As you already know, Shih Tzu’s have a unique head that is flat and broad. This type of head is known as Brachycephalic. Actually, this unique head shape is what attracts most people to the breed.
Unfortunately, this cute feature of its head and face is what makes it so susceptible to heatstroke as well as breathing issues.
Remember, it is extremely important to take your new Shih Tzu to the vet if you suspect she is having any type of breathing or overheating issues.
A lot of dog owners rely too much on the internet when their dogs look ill. Do not waste time on the internet, if your dog looks distressed, please take her to the vet immediately.
Overheating and Heatstroke
As I mentioned earlier, because of the Shih Tzu’s brachycephalic skull — breathing can be difficult especially in hot climates. This is a result of the breed’s short nasal passageway.
Their skull shape limits the amount of air that the dog gets. It varies from dog to dog; therefore, it is important for you to observe your dog’s breathing when on long walks on hot days.
Shih Tzu’s are not outside dogs. Therefore, if you plan on bringing one into your family, be advised that it should be kept inside the home.
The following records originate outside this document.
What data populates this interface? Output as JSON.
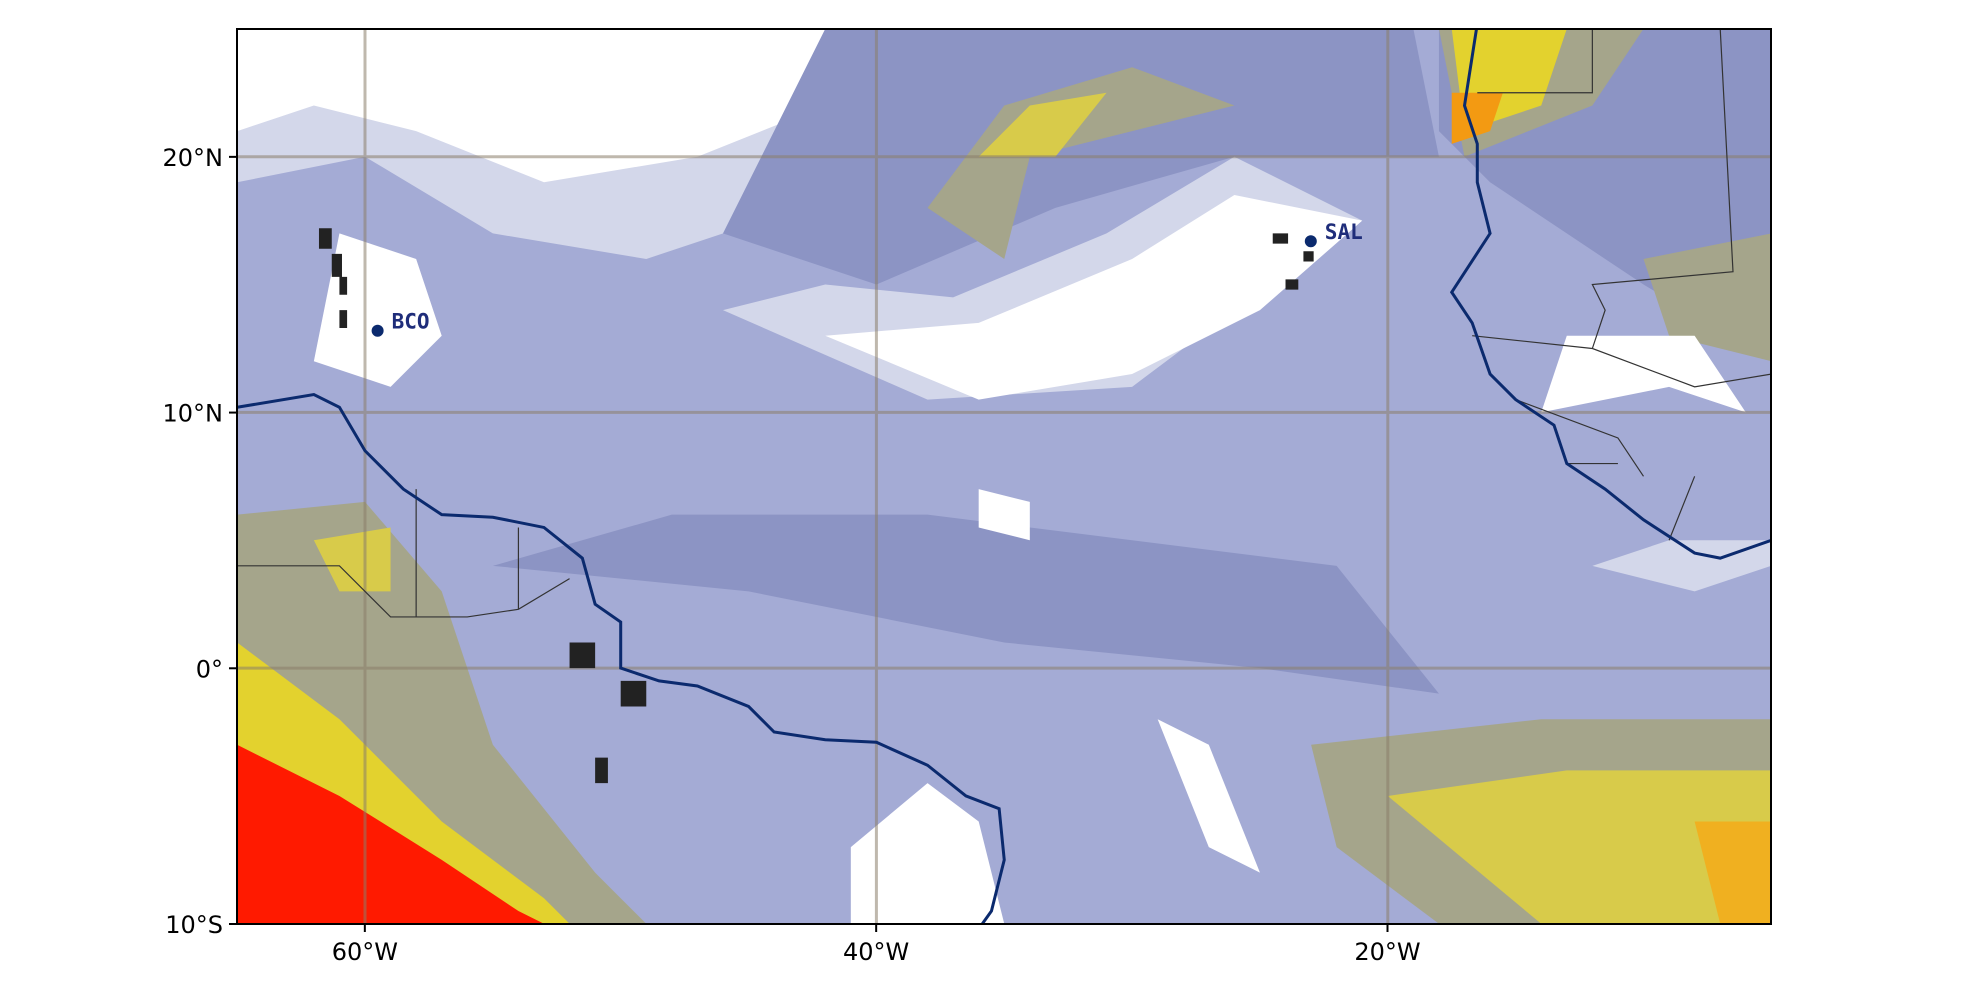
{
  "map": {
    "xlim": [
      -65,
      -5
    ],
    "ylim": [
      -10,
      25
    ],
    "xticks": [
      {
        "value": -60,
        "label": "60°W"
      },
      {
        "value": -40,
        "label": "40°W"
      },
      {
        "value": -20,
        "label": "20°W"
      }
    ],
    "yticks": [
      {
        "value": -10,
        "label": "10°S"
      },
      {
        "value": 0,
        "label": "0°"
      },
      {
        "value": 10,
        "label": "10°N"
      },
      {
        "value": 20,
        "label": "20°N"
      }
    ],
    "stations": [
      {
        "name": "BCO",
        "lon": -59.5,
        "lat": 13.2
      },
      {
        "name": "SAL",
        "lon": -23,
        "lat": 16.7
      }
    ]
  }
}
Shih Tzu Health Problems: Stenotic Nares
If this is your first Shih Tzu, then you probably have not heard of stenotic nares. It is part of the brachycephalic syndrome of short-nosed dogs. Breeds such as Boxers, Bulldogs, King Charles Spaniels, Pugs, Boston Terriers, Shih Tzus, Lhasa Apso’s, etc. are all considered brachycephalic breeds.
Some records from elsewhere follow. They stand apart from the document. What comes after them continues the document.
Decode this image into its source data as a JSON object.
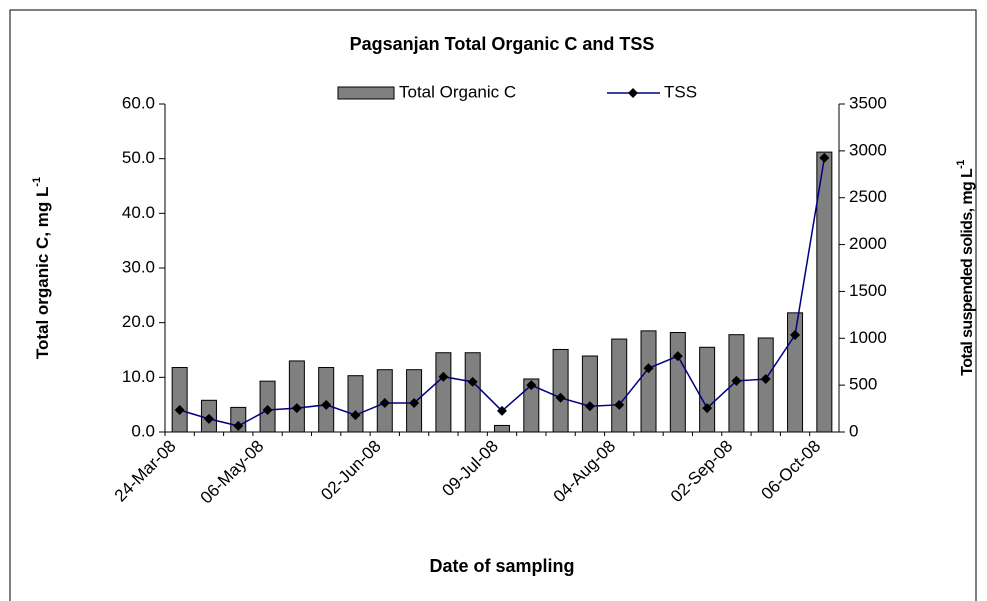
{
  "chart_data": {
    "type": "combo",
    "title": "Pagsanjan Total Organic C and TSS",
    "x_label": "Date of sampling",
    "y_label": "Total organic C, mg L",
    "y_label_sup": "-1",
    "y2_label": "Total suspended solids, mg L",
    "y2_label_sup": "-1",
    "categories": [
      "24-Mar-08",
      null,
      null,
      "06-May-08",
      null,
      null,
      null,
      "02-Jun-08",
      null,
      null,
      null,
      "09-Jul-08",
      null,
      null,
      null,
      "04-Aug-08",
      null,
      null,
      null,
      "02-Sep-08",
      null,
      null,
      "06-Oct-08"
    ],
    "series": [
      {
        "name": "Total Organic C",
        "type": "bar",
        "color": "#808080",
        "values": [
          11.8,
          5.8,
          4.5,
          9.3,
          13.0,
          11.8,
          10.3,
          11.4,
          11.4,
          14.5,
          14.5,
          1.2,
          9.7,
          15.1,
          13.9,
          17.0,
          18.5,
          18.2,
          15.5,
          17.8,
          17.2,
          21.8,
          51.2
        ]
      },
      {
        "name": "TSS",
        "type": "line",
        "color": "#000080",
        "axis": "y2",
        "values": [
          235,
          140,
          65,
          235,
          255,
          290,
          180,
          310,
          310,
          590,
          535,
          225,
          500,
          365,
          275,
          290,
          680,
          810,
          255,
          545,
          565,
          1035,
          2925
        ]
      }
    ],
    "ylim": [
      0,
      60
    ],
    "yticks": [
      {
        "value": 0,
        "label": "0.0"
      },
      {
        "value": 10,
        "label": "10.0"
      },
      {
        "value": 20,
        "label": "20.0"
      },
      {
        "value": 30,
        "label": "30.0"
      },
      {
        "value": 40,
        "label": "40.0"
      },
      {
        "value": 50,
        "label": "50.0"
      },
      {
        "value": 60,
        "label": "60.0"
      }
    ],
    "y2lim": [
      0,
      3500
    ],
    "y2ticks": [
      0,
      500,
      1000,
      1500,
      2000,
      2500,
      3000,
      3500
    ],
    "legend": "top"
  }
}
Stenotic nares mean the nostrils are pinched or narrow. This makes it more difficult to breathe and causes snorting and snoring in these animals. It is an inherited trait; these animals are born with it. Veterinarians perform a simple surgery to help widen the nares, often at the same time as a spay or neuter.
Shih Tzu Health Problems: Soft Palate Issues
Shih Tzu’s are also susceptible to cleft palate and elongated soft palate. This happens when the dog is in the embryonic state where the tissue in the nose that separates the nasal passage from the throat and oral areas does not properly fuse together.
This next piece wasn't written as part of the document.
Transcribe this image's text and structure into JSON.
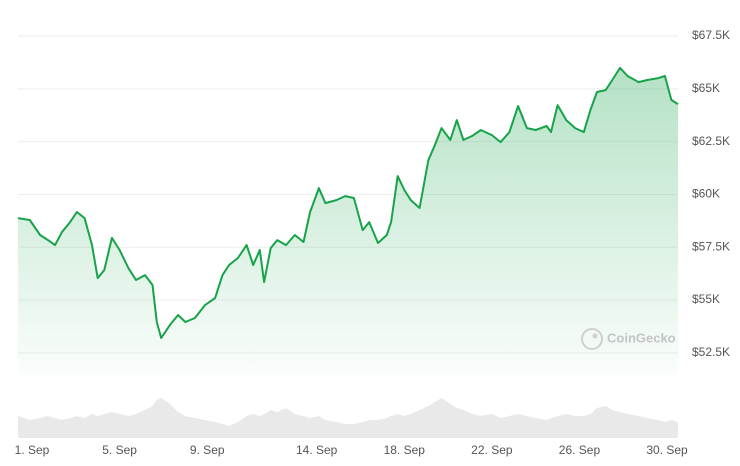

Thankfully, this condition is not considered to be a major health issue. However, in severe cases, surgery is an option to repair the deformity as well as take care of some respiratory issues. Hopefully, this article gives you an idea of what to expect when you first get that cuddly bundle of cuteness. Even with these health concerns, the Shih Tzu will still live a long healthy life. In fact, Shih Tzu’s have a life expectancy of 10 – 16 years.